• sh7786

When even the best won't cut it: the case for unsupervised learning

Anomaly detection systems have quickly become a standard network cyber security layer. This is in large part because anomaly detection and management systems offer proactive and preventative security via real-time detection and alerts, as well as quick mitigation.

Anomaly detection can be performed using a variety of methodologies for every step of the process (learning, detection, investigation, mitigation, etc). In our previous blog post we discussed "learning process" methodologies, specifically a method called "Supervised Learning." Today we're coming full circle, turning our focus to the method called “Unsupervised Learning."


To recap



In unsupervised learning-based detection, the system goes through a learning period without anyone verifying the data that the system learns. The system assumes that what it learns during the learning period is legitimate. This is a considerably less expensive process, but there is a down side; there is no data validation, and mistakes in learning occur, which affect the detection accuracy.

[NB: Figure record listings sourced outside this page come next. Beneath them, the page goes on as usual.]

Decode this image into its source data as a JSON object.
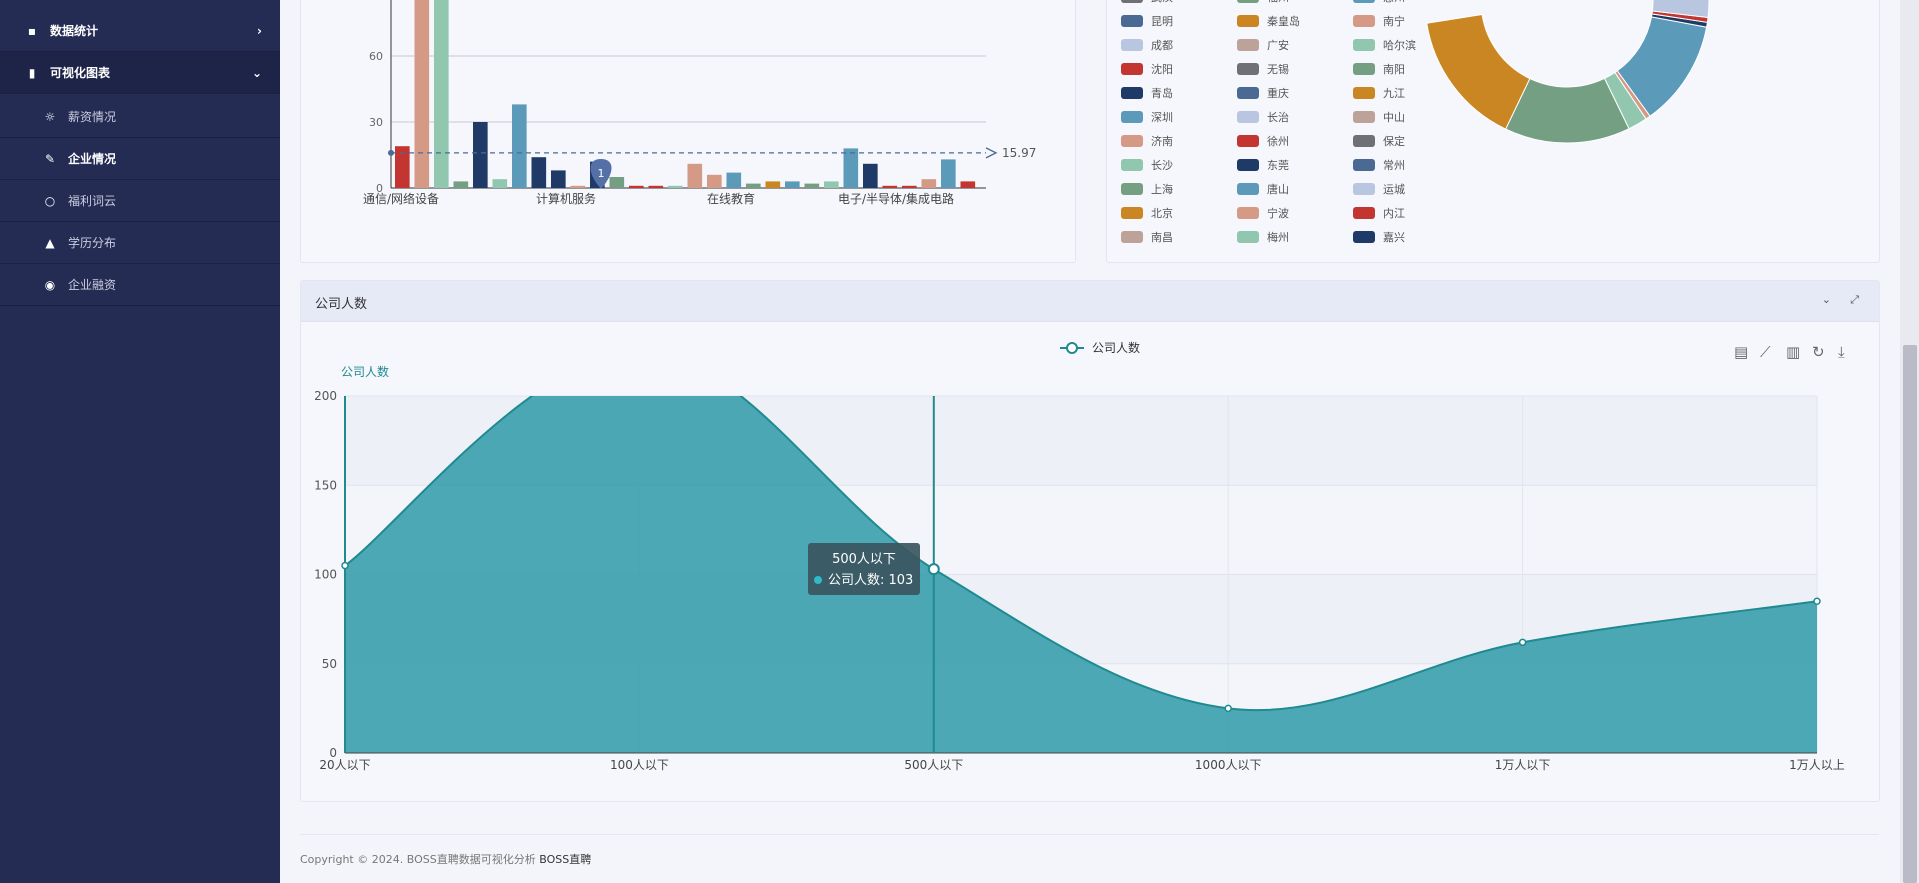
{
  "sidebar": {
    "items": [
      {
        "label": "数据统计",
        "icon": "grid-icon",
        "chev": "›"
      },
      {
        "label": "可视化图表",
        "icon": "bar-chart-icon",
        "chev": "⌄"
      },
      {
        "label": "薪资情况",
        "icon": "sun-icon"
      },
      {
        "label": "企业情况",
        "icon": "feather-icon"
      },
      {
        "label": "福利词云",
        "icon": "lightbulb-icon"
      },
      {
        "label": "学历分布",
        "icon": "graduation-cap-icon"
      },
      {
        "label": "企业融资",
        "icon": "globe-icon"
      }
    ]
  },
  "bar_chart": {
    "type": "bar",
    "ticks": [
      "0",
      "30",
      "60"
    ],
    "categories": [
      "通信/网络设备",
      "计算机服务",
      "在线教育",
      "电子/半导体/集成电路"
    ],
    "mark_point": "1",
    "mark_line": "15.97",
    "values": [
      19,
      104,
      104,
      3,
      30,
      4,
      38,
      14,
      8,
      1,
      12,
      5,
      1,
      1,
      1,
      11,
      6,
      7,
      2,
      3,
      3,
      2,
      3,
      18,
      11,
      1,
      1,
      4,
      13,
      3
    ],
    "colors": [
      "#c23531",
      "#d49a86",
      "#91c7ae",
      "#749f83",
      "#1f3a66",
      "#91c7ae",
      "#5b9ab8",
      "#1f3a66",
      "#1f3a66",
      "#d49a86",
      "#1f3a66",
      "#749f83",
      "#c23531",
      "#c23531",
      "#91c7ae",
      "#d49a86",
      "#d49a86",
      "#5b9ab8",
      "#749f83",
      "#ca8622",
      "#5b9ab8",
      "#749f83",
      "#91c7ae",
      "#5b9ab8",
      "#1f3a66",
      "#c23531",
      "#c23531",
      "#d49a86",
      "#5b9ab8",
      "#c23531"
    ]
  },
  "pie_legend": {
    "rows": [
      [
        {
          "n": "武汉",
          "c": "#6e7074"
        },
        {
          "n": "福州",
          "c": "#749f83"
        },
        {
          "n": "惠州",
          "c": "#5b9ab8"
        }
      ],
      [
        {
          "n": "昆明",
          "c": "#4b6a93"
        },
        {
          "n": "秦皇岛",
          "c": "#ca8622"
        },
        {
          "n": "南宁",
          "c": "#d49a86"
        }
      ],
      [
        {
          "n": "成都",
          "c": "#b8c6e0"
        },
        {
          "n": "广安",
          "c": "#bda29a"
        },
        {
          "n": "哈尔滨",
          "c": "#91c7ae"
        }
      ],
      [
        {
          "n": "沈阳",
          "c": "#c23531"
        },
        {
          "n": "无锡",
          "c": "#6e7074"
        },
        {
          "n": "南阳",
          "c": "#749f83"
        }
      ],
      [
        {
          "n": "青岛",
          "c": "#1f3a66"
        },
        {
          "n": "重庆",
          "c": "#4b6a93"
        },
        {
          "n": "九江",
          "c": "#ca8622"
        }
      ],
      [
        {
          "n": "深圳",
          "c": "#5b9ab8"
        },
        {
          "n": "长治",
          "c": "#b8c6e0"
        },
        {
          "n": "中山",
          "c": "#bda29a"
        }
      ],
      [
        {
          "n": "济南",
          "c": "#d49a86"
        },
        {
          "n": "徐州",
          "c": "#c23531"
        },
        {
          "n": "保定",
          "c": "#6e7074"
        }
      ],
      [
        {
          "n": "长沙",
          "c": "#91c7ae"
        },
        {
          "n": "东莞",
          "c": "#1f3a66"
        },
        {
          "n": "常州",
          "c": "#4b6a93"
        }
      ],
      [
        {
          "n": "上海",
          "c": "#749f83"
        },
        {
          "n": "唐山",
          "c": "#5b9ab8"
        },
        {
          "n": "运城",
          "c": "#b8c6e0"
        }
      ],
      [
        {
          "n": "北京",
          "c": "#ca8622"
        },
        {
          "n": "宁波",
          "c": "#d49a86"
        },
        {
          "n": "内江",
          "c": "#c23531"
        }
      ],
      [
        {
          "n": "南昌",
          "c": "#bda29a"
        },
        {
          "n": "梅州",
          "c": "#91c7ae"
        },
        {
          "n": "嘉兴",
          "c": "#1f3a66"
        }
      ]
    ]
  },
  "donut": {
    "slices": [
      {
        "v": 28,
        "c": "#ca8622"
      },
      {
        "v": 26,
        "c": "#749f83"
      },
      {
        "v": 4,
        "c": "#91c7ae"
      },
      {
        "v": 1,
        "c": "#d49a86"
      },
      {
        "v": 22,
        "c": "#5b9ab8"
      },
      {
        "v": 1,
        "c": "#1f3a66"
      },
      {
        "v": 1,
        "c": "#c23531"
      },
      {
        "v": 8,
        "c": "#b8c6e0"
      },
      {
        "v": 5,
        "c": "#6e7074"
      },
      {
        "v": 2,
        "c": "#bda29a"
      },
      {
        "v": 2,
        "c": "#b8c6e0"
      }
    ]
  },
  "company_card": {
    "title": "公司人数",
    "collapse_icon": "⌄",
    "expand_icon": "⤢"
  },
  "chart_data": {
    "type": "area",
    "title": "",
    "legend": "公司人数",
    "ylabel": "公司人数",
    "ylim": [
      0,
      200
    ],
    "yticks": [
      "0",
      "50",
      "100",
      "150",
      "200"
    ],
    "categories": [
      "20人以下",
      "100人以下",
      "500人以下",
      "1000人以下",
      "1万人以下",
      "1万人以上"
    ],
    "series": [
      {
        "name": "公司人数",
        "values": [
          105,
          225,
          103,
          25,
          62,
          85
        ]
      }
    ],
    "tooltip": {
      "title": "500人以下",
      "label": "公司人数: 103"
    },
    "color": "#2e9aa7"
  },
  "toolbox": [
    "data-view-icon",
    "line-icon",
    "bar-icon",
    "restore-icon",
    "download-icon"
  ],
  "footer": {
    "text": "Copyright © 2024. BOSS直聘数据可视化分析",
    "brand": "BOSS直聘"
  }
}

So why unsupervised learning?

Despite the fact that supervised learning is the preferred method to guarantee better model accuracy, there are cases in which unsupervised learning is the required method.

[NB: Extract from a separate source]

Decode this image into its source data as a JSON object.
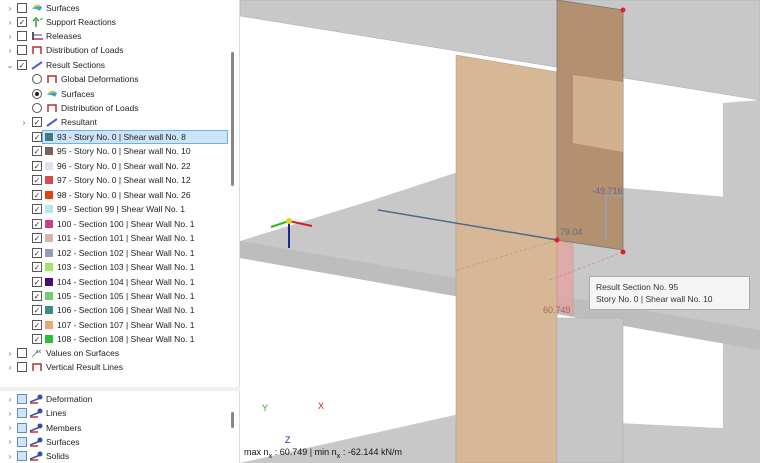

Let’s look back at the example we gave in the previous blog: Say that during the learning process the system sees a message that has 2 mandatory fields and 3 optional. The system looks at these fields and goes to the reference model to check that the existence of these 2 mandatory fields and 3 optional is legitimate. It sees that it is in fact legitimate. So the system is now allowed to learn the pattern “for this network, message x uses 2 mandatory fields and these 3 optional.”

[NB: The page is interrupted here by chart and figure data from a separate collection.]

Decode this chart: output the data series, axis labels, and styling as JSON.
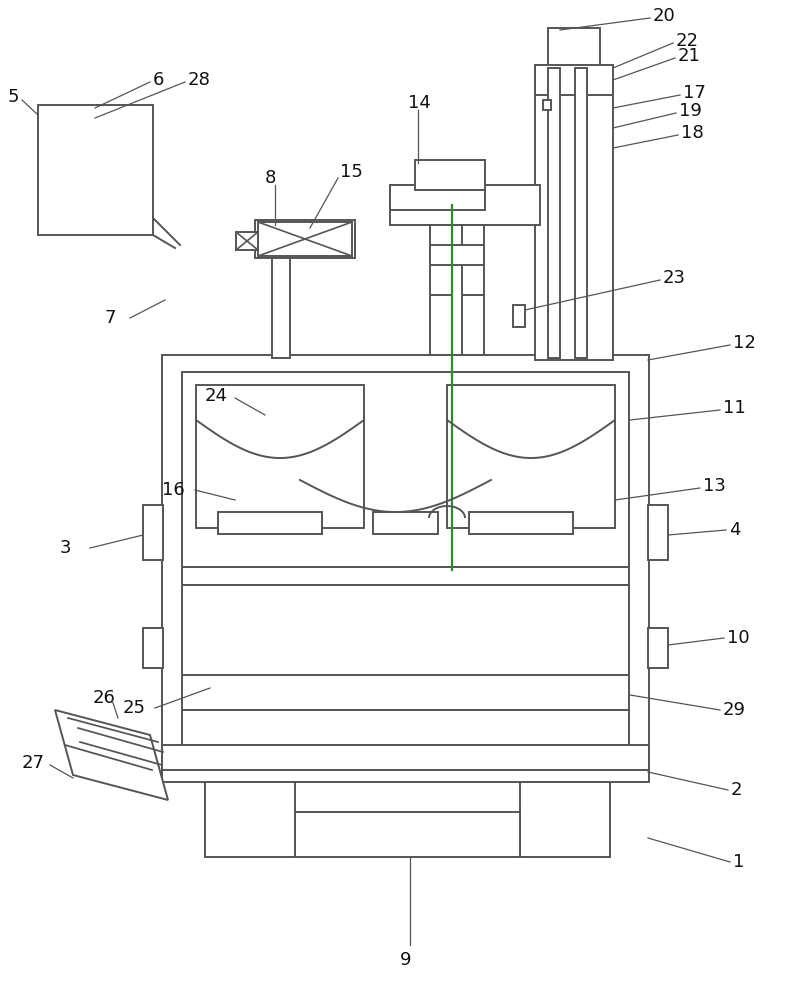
{
  "bg_color": "#ffffff",
  "line_color": "#555555",
  "green_color": "#2e8b2e",
  "fig_width": 8.02,
  "fig_height": 10.0,
  "dpi": 100
}
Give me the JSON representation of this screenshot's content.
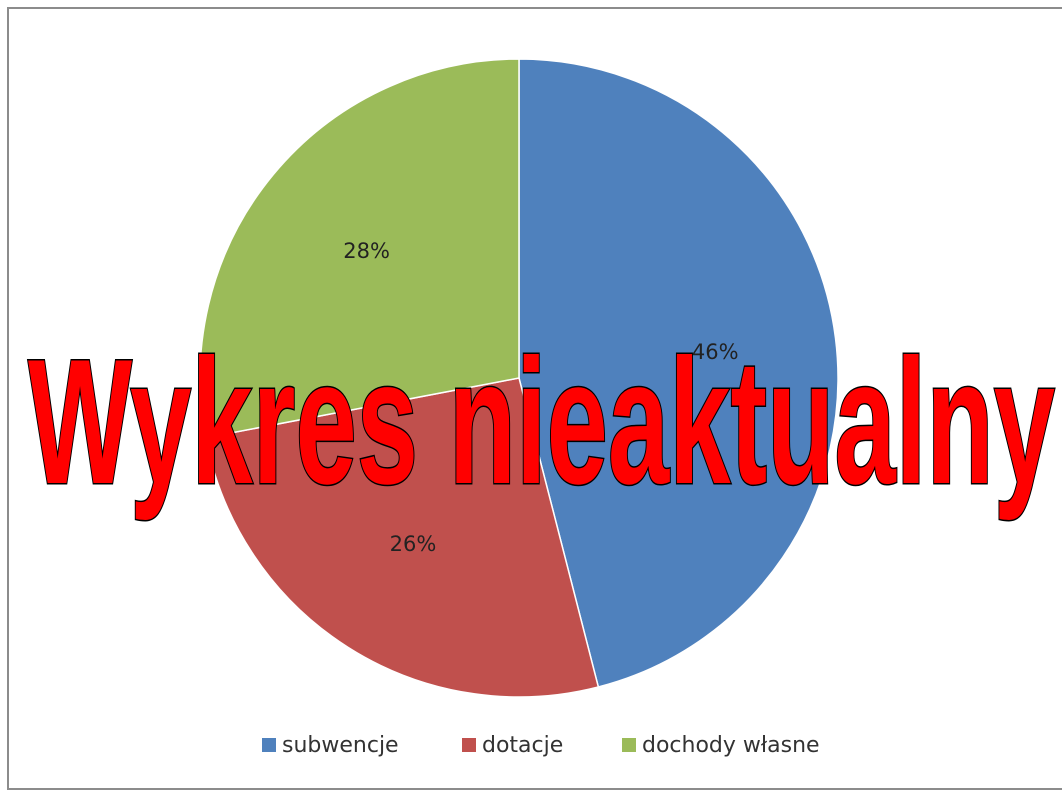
{
  "chart_data": {
    "type": "pie",
    "categories": [
      "subwencje",
      "dotacje",
      "dochody własne"
    ],
    "values": [
      46,
      26,
      28
    ],
    "value_labels": [
      "46%",
      "26%",
      "28%"
    ],
    "colors": [
      "#4f81bd",
      "#c0504d",
      "#9bbb59"
    ],
    "legend": "bottom",
    "annotation": "Wykres nieaktualny"
  }
}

Now, during the detection phase the same message comes in, but now it has the 2 mandatory, the 3 optional and a 4th optional which it has not seen in use before. This is the anomaly that the supervised method has trained the system to catch.

So what happens if the same message was observed at a rate of 1000/second during the learning process and we now see it at a different rate? Is this ok? This is where unsupervised learning comes into play.

No one can provide a predefined reference model to the volume of messages, but the system can learn the expected volume and alert on significant deviations from the learnt pattern. Unsupervised learning is ideal in the case of volumetric anomalies, which cannot be detected using supervised learning as they can’t be defined a priori.


And monitoring volumetric events is critical to network security

Say an attacker would like to map the network's elements to gain an understanding of which element is which, and what valid interfaces and ports are defined per each element and capture any additional intelligence she can get from the returned messages.

An attacker can start generating valid requests (valid in terms of protocols' format) to the network to see which element replies back, in which protocol and port, and what information is returned in the messages - thus performing extensive scanning. An attacker can even send requests per IMSI and map out valid IMSIs vs invalid ones.

Ultimately, with this collected information the attacker can gain an understanding of the network's architecture and design more advanced attacks, which can cause severe damage ranging from service degradation to private data leakage and espionage.


How does monitoring volumetric events solve this problem?

Since each network element has its own set of allowed interfaces, communication ports and valid message fields, it is likely that most of the generated requests will result in no response or even error messages. imVision’s Anomaly Management Platform, in turn, will detect this scanning scenario, even in cases of low volume attacks, since the volume of invalid requests/response ratio is monitored on a regular basis and in fine granularity, and compared to what we see in the field.

Anomaly management is, by nature, highly dynamic, and so setting a hard-coded/pre-defined threshold- even if there is indeed the knowledge and/or ability to set it- may not be appropriate for all situations. Which in turn can lead to many false alarms and missed detection opportunities.

This is the advantage of unsupervised learning, which can be quickly updated and re-adapted to the real data.


imVision has you covered

imVision's Anomaly Management Platform (AMP) for mobile networks employs both advanced supervised learning methods to optimize detection and reduce the rate of false alarms, as well as unsupervised learning, to provide a holistic and overall solution to network anomaly detection.